Hofferberth Sophie C, Alexander Mark E, Mah Douglas Y, Bautista-Hernandez Victor, del Nido Pedro J, Fynn-Thompson Francis
Department of Cardiac Surgery, Boston Children's Hospital, Harvard Medical School, Boston, Mass.
Arrhythmia Service, Department of Cardiology, Boston Children's Hospital, Harvard Medical School, Boston, Mass.
J Thorac Cardiovasc Surg. 2016 Jan;151(1):131-8. doi: 10.1016/j.jtcvs.2015.08.064. Epub 2015 Aug 28.
OBJECTIVE(S): To assess the impact of univentricular versus biventricular pacing (BiVP) on systemic ventricular function in patients with congenitally corrected transposition of the great arteries (ccTGA).
We performed a retrospective review of all patients with a diagnosis of ccTGA who underwent pacemaker insertion. From 1993 to 2014, 53 patients were identified from the cardiology database and surgical records.

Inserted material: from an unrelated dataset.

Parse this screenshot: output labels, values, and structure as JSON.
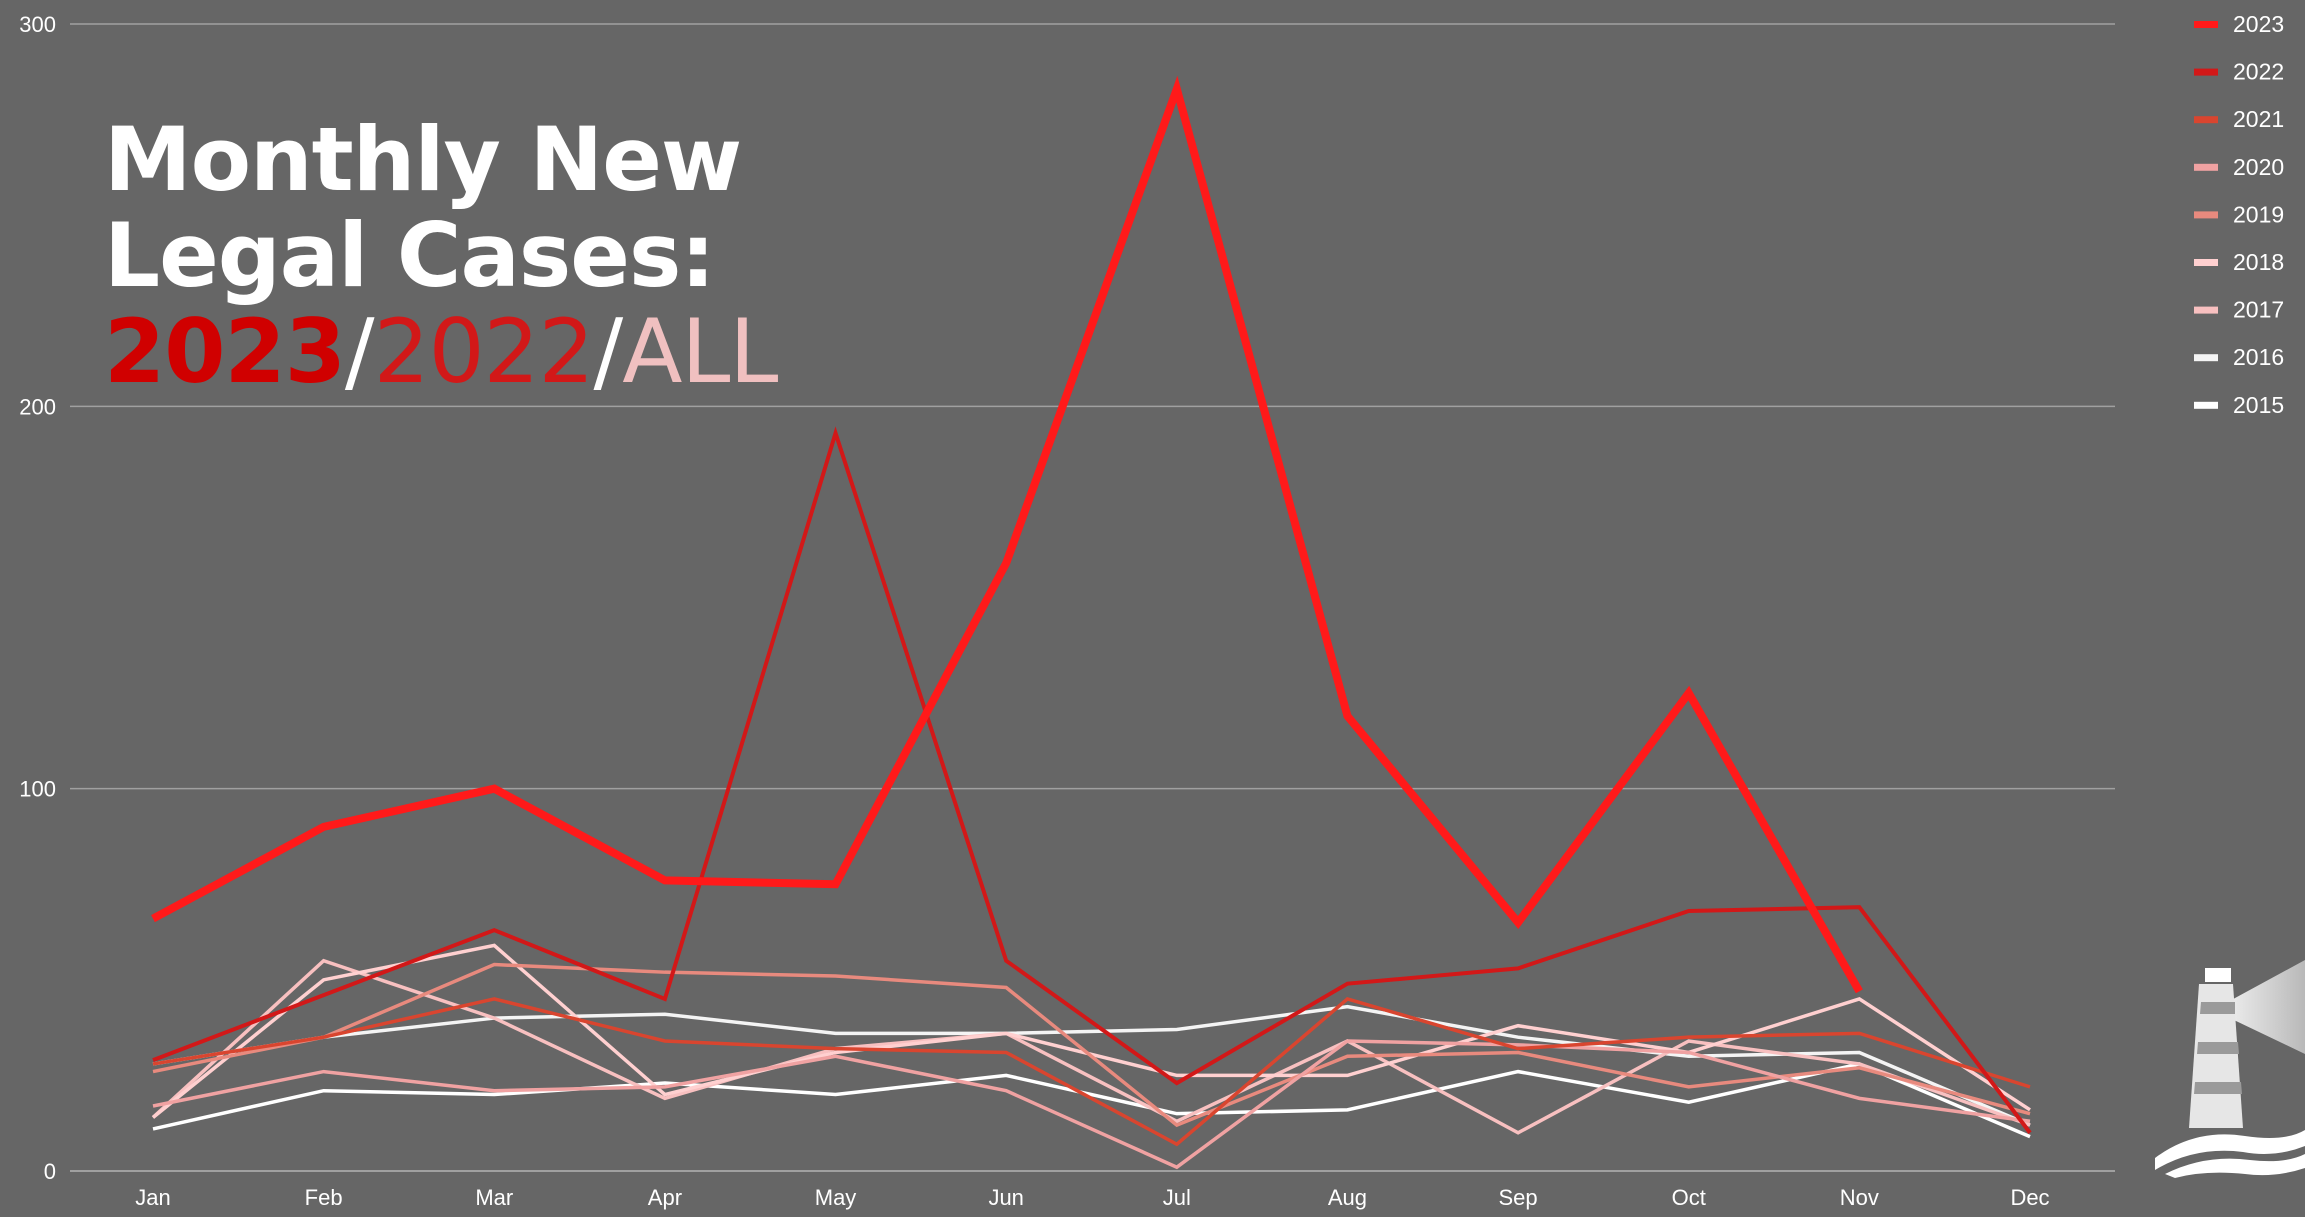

Overall mortality was 7.5% (n = 4). One patient required transplantation and 3 late deaths occurred secondary to end-stage heart failure. Median follow-up was 3.7 years (range, 4 days to 22.5 years). Twenty-five (47%) underwent univentricular pacing only, of these, 8 (32%) developed significant systemic ventricular dysfunction. Twenty-eight (53%) received BiVP, 17 (26%) were upgraded from a dual-chamber system, 11 (21%) received primary BiVP. Fourteen (82%) of the 17 undergoing secondary BiVP demonstrated systemic ventricular dysfunction at the time of pacer upgrade, with 7 (50%) demonstrating improved systemic ventricular function after pacemaker upgrade. Overall, 42 (79%) patients underwent univentricular pacing, with 22 (52%) developing significant systemic ventricular dysfunction. In contrast, the 11 (21%) who received primary BiVP had preserved systemic ventricular function at latest follow-up.

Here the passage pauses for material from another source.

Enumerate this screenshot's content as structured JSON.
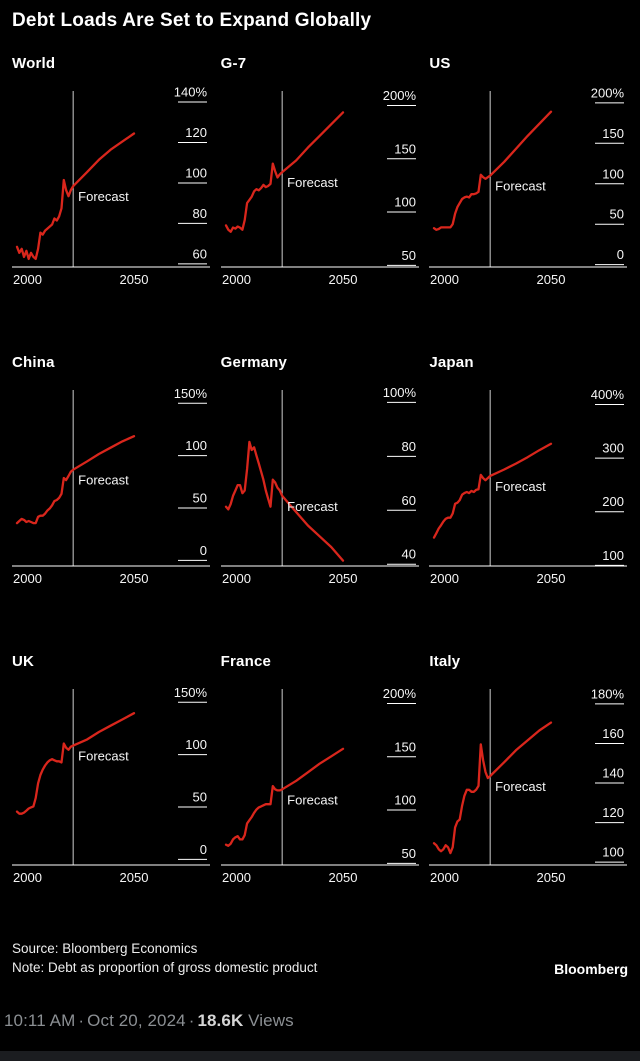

Late-onset systemic ventricular dysfunction is a major complication associated with the use of univentricular pacing in patients with ccTGA. All patients with ccTGA who develop heart block should undergo primary biventricular pacing, as this prevents late systemic ventricular dysfunction. Preemptive placement of BiVP leads at the time of anatomical repair or other permanent palliative procedure will facilitate subsequent BiVP should heart block develop.
评估单心室起搏与双心室起搏(BiVP)对先天性矫正型大动脉转位(ccTGA)患者体循环心室功能的影响。
我们对所有诊断为ccTGA并接受起搏器植入的患者进行了回顾性研究。1993年至2014年,从心脏病数据库和手术记录中识别出53例患者。
总死亡率为7.5%(n = 4)。1例患者需要进行移植,3例晚期死亡继发于终末期心力衰竭。中位随访时间为3.7年(范围为4天至22.5年)。25例(47%)仅接受单心室起搏,其中8例(32%)出现显著的体循环心室功能障碍。28例(53%)接受BiVP,17例(26%)从双腔系统升级而来,11例(21%)接受初次BiVP。在17例接受二次BiVP的患者中,14例(82%)在起搏器升级时出现体循环心室功能障碍,7例(50%)在起搏器升级后体循环心室功能得到改善。总体而言,42例(79%)患者接受了单心室起搏,其中22例(52%)出现显著的体循环心室功能障碍。相比之下,11例(21%)接受初次BiVP的患者在最近一次随访时体循环心室功能得以保留。
迟发性体循环心室功能障碍是ccTGA患者使用单心室起搏相关的主要并发症。所有发生心脏传导阻滞的ccTGA患者均应接受初次双心室起搏,因为这可预防晚期体循环心室功能障碍。在解剖修复或其他永久性姑息手术时预先放置BiVP导线,若发生心脏传导阻滞,将便于后续进行BiVP。